Sofi mendengus. Tapi Danan justru tersenyum makin lebar.

"Jangan khawatirkan orangtua gue. Gue pastikan mereka nggak akan kecewa dengan pilihan gue menjadi Farmasis. Dan gue akan berjuang supaya mereka juga nggak kecewa karena lo. Mereka akan menerima lo tanpa lo harus bersusah payah seperti yang lo lakukan terhadap orangtua Attar.

Lo nggak harus balas perasaan gue sekarang, Mbak. Tapi lo cukup tahu, sebesar ini perasaan gue ke lo. Jadi kalau Attar nggak bisa bikin lo bahagia, gue selalu ada disini. Menunggu. Apa gue pernah bilang, Mbak sangat layak untuk ditunggu."

What should I do to drive you away, Nan?

* * *

Sediaan suspensi (campuran zat padat yang tidak larut dalam suatu cairan) dan emulsi (campuran minyak dalam air atau sebaliknya) adalah sediaan yang tidak stabil karena selama masa penyimpanan partikel-partikel padat pada suspensi atau globul-globul minyak dalam emulsi yang sebelumnya sudah terdispersi/tercampur homogen/merata dalam cairan pembawanya, dapat saling bergabung kembali sehingga sediaan terlihat seperti mengendap atau seperti santan pecah.

Jika terpisahnya komponen suspensi atau emulsi tersebut dapat dibuat kembali homogen (bercampur kembali) dengan pengocokan ringan/santai, maka pemisahan tersebut disebut FLOKULASI. Proses pencampuran kembali komponen suspensi /emulsi yang sempat memisah tersebut melalui pengocokan ringan disebut REDISPERSI.
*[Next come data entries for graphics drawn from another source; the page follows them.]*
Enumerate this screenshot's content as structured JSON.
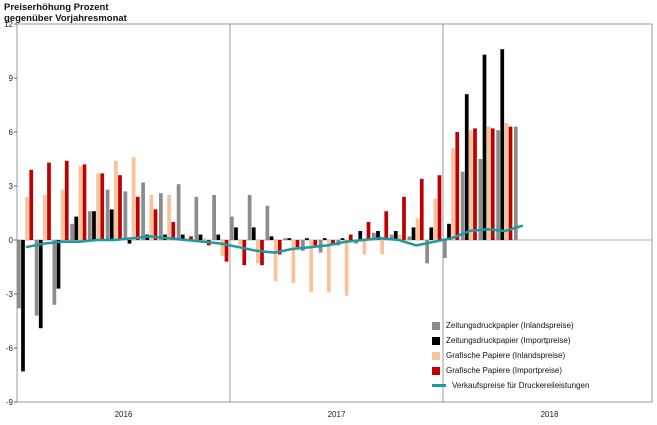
{
  "chart_data": {
    "type": "bar",
    "title": [
      "Preiserhöhung Prozent",
      "gegenüber Vorjahresmonat"
    ],
    "ylim": [
      -9,
      12
    ],
    "yticks": [
      -9,
      -6,
      -3,
      0,
      3,
      6,
      9,
      12
    ],
    "years": [
      "2016",
      "2017",
      "2018"
    ],
    "months_per_year": 12,
    "grid": "vertical lines at year boundaries",
    "legend_position": "bottom-right",
    "series": [
      {
        "name": "Zeitungsdruckpapier (Inlandspreise)",
        "kind": "bar",
        "color": "#8c8c8c",
        "values": [
          -3.8,
          -4.2,
          -3.6,
          0.9,
          1.6,
          2.8,
          2.7,
          3.2,
          2.6,
          3.1,
          2.4,
          2.5,
          1.3,
          2.5,
          1.9,
          0.1,
          -0.6,
          -0.7,
          -0.3,
          -0.2,
          0.4,
          0.3,
          0.2,
          -1.3,
          -1.0,
          3.8,
          4.5,
          6.1,
          6.3
        ]
      },
      {
        "name": "Zeitungsdruckpapier (Importpreise)",
        "kind": "bar",
        "color": "#000000",
        "values": [
          -7.3,
          -4.9,
          -2.7,
          1.3,
          1.6,
          1.7,
          -0.2,
          0.3,
          0.3,
          0.3,
          0.3,
          0.3,
          0.7,
          0.7,
          0.2,
          0.1,
          0.1,
          0.1,
          0.1,
          0.5,
          0.5,
          0.5,
          0.7,
          0.7,
          0.9,
          8.1,
          10.3,
          10.6
        ]
      },
      {
        "name": "Grafische Papiere (Inlandspreise)",
        "kind": "bar",
        "color": "#f6c39a",
        "values": [
          2.4,
          2.5,
          2.8,
          4.1,
          3.7,
          4.4,
          4.6,
          2.5,
          2.5,
          0.1,
          0.1,
          -0.9,
          -0.3,
          -1.3,
          -2.3,
          -2.4,
          -2.9,
          -2.9,
          -3.1,
          -0.8,
          -0.8,
          0.3,
          1.2,
          2.3,
          5.1,
          6.1,
          6.3,
          6.5
        ]
      },
      {
        "name": "Grafische Papiere (Importpreise)",
        "kind": "bar",
        "color": "#c00000",
        "values": [
          3.9,
          4.3,
          4.4,
          4.2,
          3.7,
          3.6,
          2.4,
          1.7,
          1.0,
          0.2,
          -0.3,
          -1.2,
          -1.4,
          -1.4,
          -0.8,
          -0.4,
          -0.3,
          -0.2,
          0.3,
          1.0,
          1.6,
          2.4,
          3.4,
          3.6,
          6.0,
          6.2,
          6.2,
          6.3
        ]
      },
      {
        "name": "Verkaufspreise für Druckereileistungen",
        "kind": "line",
        "color": "#1b9aa0",
        "values": [
          -0.4,
          -0.2,
          -0.1,
          -0.1,
          0.0,
          0.0,
          0.1,
          0.2,
          0.1,
          0.0,
          -0.1,
          -0.2,
          -0.4,
          -0.6,
          -0.7,
          -0.5,
          -0.4,
          -0.3,
          -0.1,
          0.0,
          0.1,
          0.0,
          -0.3,
          -0.1,
          0.1,
          0.5,
          0.6,
          0.5,
          0.8
        ]
      }
    ]
  }
}
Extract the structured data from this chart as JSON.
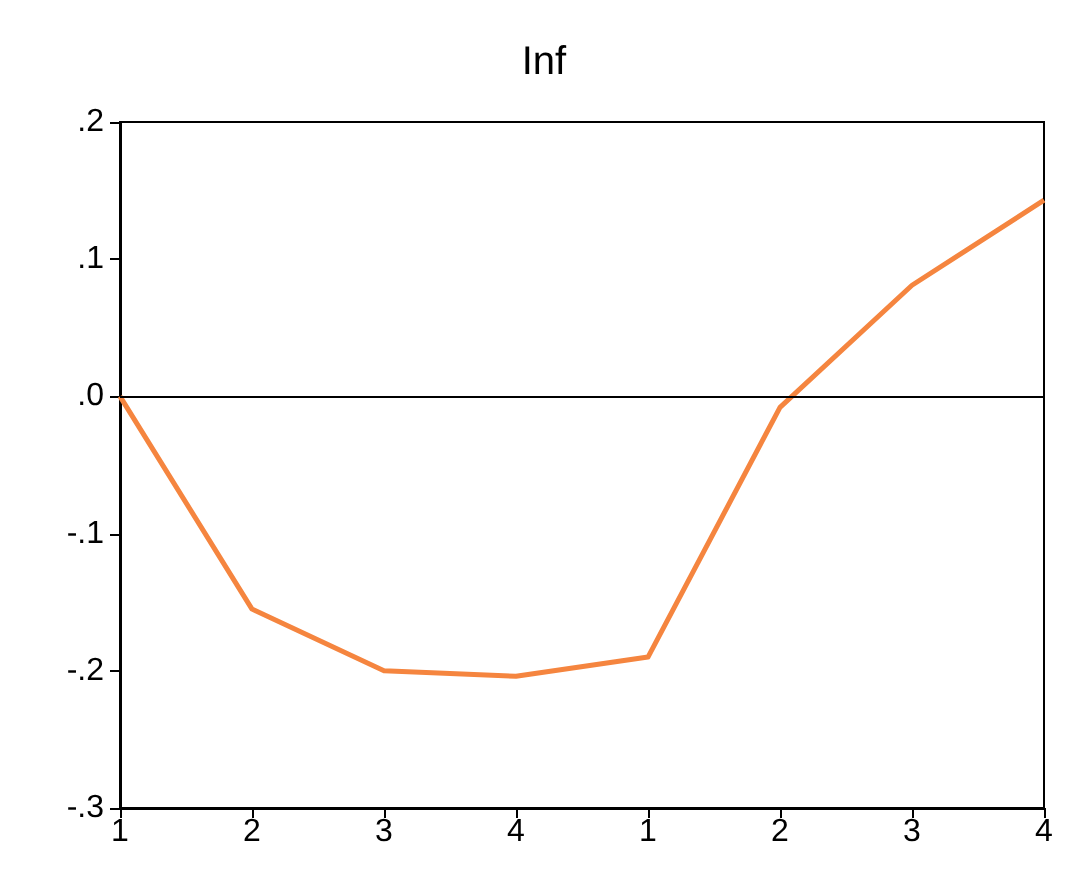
{
  "chart_data": {
    "type": "line",
    "title": "Inf",
    "categories": [
      "1",
      "2",
      "3",
      "4",
      "1",
      "2",
      "3",
      "4"
    ],
    "series": [
      {
        "color": "#f5853f",
        "values": [
          0,
          -0.155,
          -0.2,
          -0.204,
          -0.19,
          -0.008,
          0.081,
          0.143
        ]
      }
    ],
    "ylim": [
      -0.3,
      0.2
    ],
    "yticks": [
      {
        "value": -0.3,
        "label": "-.3"
      },
      {
        "value": -0.2,
        "label": "-.2"
      },
      {
        "value": -0.1,
        "label": "-.1"
      },
      {
        "value": 0,
        "label": ".0"
      },
      {
        "value": 0.1,
        "label": ".1"
      },
      {
        "value": 0.2,
        "label": ".2"
      }
    ],
    "ref_lines": [
      {
        "axis": "y",
        "value": 0,
        "color": "#000000"
      }
    ],
    "grid": false,
    "marker": "none",
    "line_style": "solid"
  }
}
Suspensi atau emulsi yang sempat memisah (flokulasi) bisa bercampur kembali (ter-redispersi) dengan pengocokan ringan jika zat yang mengikat komponen-komponen tersebut (disebut emulgator atau suspending agent) cukup konsentrasinya.

Dalam suatu hubungan, bertengkar itu biasa. Kadang malah sampai putus hubungan. Tapi asal konsentrasi faktor pengikat itu cukup besar (kadar cinta, misalnya, atau keinginan saling memahami dan pengertian), hubungan tersebut dapat bersatu lagi.

Adik-adik yang masih SMA, sudah mulai tertarik masuk Farmasi? Seru lho! Hahaha.